In December 2025,  a coalition of First Nations communities from the Breathing Lands travelled to Toronto for a court hearing. The name “Breathing Lands” is used to describe the vast peatlands across Treaty No. 9 territory in Northern Ontario, which are globally significant in storing and absorbing carbon from the atmosphere.

Recap of the Breathing Lands legal challenge

In 2023, a coalition of several Nations launched a legal challenge seeking co-jurisdiction in Treaty No. 9 territory, which would ultimately give them greater decision-making power over resource extraction projects on their lands.

However, the Ontario government is asking the courts to dismiss the legal challenge, stating that it cannot succeed under Canadian law.

What happened in court?

In December, Treaty No. 9 First Nations (Plaintiff Nations), alongside their legal counsel, expressed that the courts can’t get this case wrong and that it must be dealt with carefully and considerably because of its precedent-setting nature at such a pivotal time in history.

“The land is their identity. You take the land away, you take them away.
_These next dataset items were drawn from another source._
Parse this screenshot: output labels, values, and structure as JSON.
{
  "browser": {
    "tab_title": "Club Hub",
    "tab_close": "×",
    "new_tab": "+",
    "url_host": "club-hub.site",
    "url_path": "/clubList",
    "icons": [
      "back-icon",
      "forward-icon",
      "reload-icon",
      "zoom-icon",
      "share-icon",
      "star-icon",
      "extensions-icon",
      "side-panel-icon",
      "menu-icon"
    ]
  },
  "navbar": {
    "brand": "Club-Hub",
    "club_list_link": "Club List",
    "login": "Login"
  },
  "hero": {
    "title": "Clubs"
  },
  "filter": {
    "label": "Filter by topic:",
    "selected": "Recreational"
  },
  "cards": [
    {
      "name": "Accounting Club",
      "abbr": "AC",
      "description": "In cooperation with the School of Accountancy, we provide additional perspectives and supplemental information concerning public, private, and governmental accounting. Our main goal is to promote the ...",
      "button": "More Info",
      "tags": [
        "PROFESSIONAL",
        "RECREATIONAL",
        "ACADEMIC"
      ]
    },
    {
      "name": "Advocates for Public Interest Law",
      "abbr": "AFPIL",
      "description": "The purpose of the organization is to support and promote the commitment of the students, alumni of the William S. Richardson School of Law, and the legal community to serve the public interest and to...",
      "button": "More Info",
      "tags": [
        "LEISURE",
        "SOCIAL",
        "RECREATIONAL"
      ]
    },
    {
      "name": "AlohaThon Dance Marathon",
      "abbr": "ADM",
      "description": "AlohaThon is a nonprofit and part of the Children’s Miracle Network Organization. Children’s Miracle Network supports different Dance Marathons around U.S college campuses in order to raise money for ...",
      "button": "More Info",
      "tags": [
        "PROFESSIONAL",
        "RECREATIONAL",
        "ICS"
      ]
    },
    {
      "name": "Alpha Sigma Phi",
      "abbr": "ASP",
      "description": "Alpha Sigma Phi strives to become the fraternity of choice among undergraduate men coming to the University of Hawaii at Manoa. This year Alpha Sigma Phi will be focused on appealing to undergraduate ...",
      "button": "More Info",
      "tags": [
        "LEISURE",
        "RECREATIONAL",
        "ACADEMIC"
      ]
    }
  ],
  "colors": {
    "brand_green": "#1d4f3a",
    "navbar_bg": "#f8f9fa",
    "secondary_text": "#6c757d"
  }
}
Real people, societies, and territories are threatened with extinction and will greatly be affected by the outcome of this case,” says Kate Kempton, lead lawyer representing the Plaintiff Nations.

Ontario believes this case should be thrown out because the scope of the remedies — mostly on shared jurisdiction between Ontario, Canada, and all First Nations in Treaty No. 9 territory — is too broad and incompatible with Crown sovereignty. They stated this argument several times in front of not just the judge, but over one hundred people witnessing the power of Indigenous-led litigation in action.

Supporters line up to enter the courtroom at the Ontario Superior Court of Justice in Toronto

The Crown lawyers representing Ontario pointed to case law where challenges to Crown sovereignty were thrown out. Ontario, alongside Canada, in their written arguments, provided examples of other Aboriginal rights open to the Treaty No. 9 Nations that they could seek instead of jurisdiction, such as self-government. Ontario also argued the remedies sought by the Plaintiff Nations would frustrate the division of powers between Parliament and its legislators, making it impossible to get Indigenous free, prior, and informed consent for every resource project, permit, and authorization in Treaty No. 9 territory.

The arguments put forward by Ontario did not sit well in the courtroom that day. We heard Ontario say the case, as presently written, had no reasonable cause of action, no chance of success, and the results would tie the government’s hands, which is “simply not going to happen.”

The Plaintiff Nations and their legal team reiterated to Ontario that they don’t challenge Crown sovereignty in this legal case. Instead, they are arguing specifically over Indigenous jurisdiction, which is decision-making governance authority over the lands, waters, and resources within it.

What would a win achieve?

One of the key points of the Plaintiff Nations’ argument is that Indigenous jurisdiction is a right under Treaty No. 9. This declaration by the Superior Court of Ontario, if brought to trial, would be newly recognized in Canadian law. It is argued to be compatible with Crown sovereignty in a similar way that Treaty rights like hunting and fishing are. It would be subject to a test for all Aboriginal rights as laid out in R. v. Sparrow.

The legal arguments brought forward by the Plaintiff Nations, especially as they relate to free, prior, and informed consent, are admittedly some of the most important arguments for the Canadian courts to decide in the next 10 to 20 years. Indigenous co-jurisdiction could see proper limits to Crown authorization of resource projects that affect the way of life of Indigenous Peoples. The strategic Treaty rights case could also strengthen the protection of the Breathing Lands — one of the largest intact boreal forests in the world, which plays a significant role as a global carbon storehouse. There could be new avenues, processes, and types of authorizations that First Nations actually get to decide on instead of solely being consulted on by the Crown. There could be sincere protections put in place by First Nations to not just two-thirds of all of Ontario’s land mass, but to potentially all of Canada, depending on this decision.

That’s why the courts can’t get this wrong. It’s a massive precedent being sought by the Plaintiff Nations with so much at stake.

Several Treaty 9 First Nations gathered outside the Ontario Superior Court of Justice before their hearing.

What’s next for the legal challenge?

This motion-to-strike did bring up some clarifying points that both parties weren’t aligned on, so the Plaintiff Nations are rewriting the statement of claim in hopes that Ontario will accept it. They submitted it on January 9th. Ontario will be responding to the new statement of claim by the end of January, which will depict what the judge must decide for the future of the legal case. 

For the RAVEN staff that attended the hearing alongside Chiefs, community members, leaders of environmental non-profits, and key supporters, we have hope. The judge was receptive and engaged in the arguments, and people prayed at the sacred fire put on by the Toronto Native Cultural Centre around the corner for the judge to connect his mind to his heart. It’s with actions like the prayers at the sacred fire, the incredible leadership of the Plaintiff Nations, and the insurmountable support generating behind this case that we have hope.